Making the Move from Renting to Buying
Welcome to the real world. Are you ready to be homeowners? It is a big step to go from renting to owning. There are a lot more responsibilities but you are gaining equity for the future, saving money for yourself and developing a standard for which your family can carry on your legacy. Homeownership is such an American dream and when you own the keys to your own home, the sense of satisfaction and self-worth is really overwhelming.
If you currently making the jump from renting to owning here are some top things we want you to know, understand and be prepared for.
Everything is your responsibility.
If you’re planning on buying a townhouse or condominium, this may not be true. A townhouse or buying a home in a condominium complex is a great way to ease into home ownership. You will be responsible for the inside part of your unit while the homeowners association will be responsible for the exterior. However, the drawback is that you will be paying for that exterior responsibility. These costs are in the form of homeowner association dues and they may be collected monthly or annually and could run anywhere from $100 a month to several hundred dollars each year. Because of this, your homeowner’s association will take care of any repairs or replacements of the roof, siding or landscaping as well as any amenities that the complex provides. This is a great way to begin homeownership as you can build up equity in a condominium and then rolled out into a single-family house later on. – Related: Why Pre-Approval Makes You a Quality Home Buyer
Once you have your own single-family house all responsibilities fall on you. If the roof leaks, an appliance goes bad, something needs to be painted or repaired it is all up to you. Of course, you can hire someone to do all of these repairs or replacements but it all costs money. You need to be prepared for this by saving up ahead of time. This will destress the situation and keep you ahead of the game.
You are building money for yourself, not paying someone else’s mortgage.
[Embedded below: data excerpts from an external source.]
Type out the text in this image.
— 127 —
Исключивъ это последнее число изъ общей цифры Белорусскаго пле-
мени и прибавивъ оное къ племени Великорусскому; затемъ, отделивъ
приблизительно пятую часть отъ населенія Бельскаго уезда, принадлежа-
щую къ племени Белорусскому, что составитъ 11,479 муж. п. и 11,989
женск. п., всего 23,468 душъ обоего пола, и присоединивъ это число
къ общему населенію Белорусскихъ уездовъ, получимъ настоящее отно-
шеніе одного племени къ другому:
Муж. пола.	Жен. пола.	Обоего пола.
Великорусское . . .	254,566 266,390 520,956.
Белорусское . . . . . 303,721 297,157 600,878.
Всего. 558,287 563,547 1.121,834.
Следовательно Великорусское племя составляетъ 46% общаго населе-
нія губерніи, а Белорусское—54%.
This is one of the biggest benefits homeownership. You are not paying another person’s mortgage by your rental payments; you are paying yourself. Every mortgage payment you make is a drop in the bucket towards the equity on the home. If you own the home for 10 years and you’ve been paying a good amount of principle, by the time the home sells not only will it have increased in value but you’ve paid down on the initial mortgage term. You may have a lot of extra money to either cash-out or roll into a larger home with a higher mortgage payment.
You get tax benefits.
Your mortgage insurance, interest, and any taxes may be tax-deductible. There are standard deductibles but if you go over that standard than you can take that money off of your income taxed. This is a great benefit to those attacks time and could save you hundreds if not thousands of dollars each year depending on how much interest you are paying.
Going from renting to buying can be scary but it’s a great move. If you’re planning on staying in a home for longer than five years then buying is a great option. If you’re bouncing around from job to job or place to place renting might be a better option at this time. You certainly don’t want to lose money when it comes time to buy and resell a home so unless you’re going to build up some equity and have a profit when the home sells, it may be best to stay renting for a while.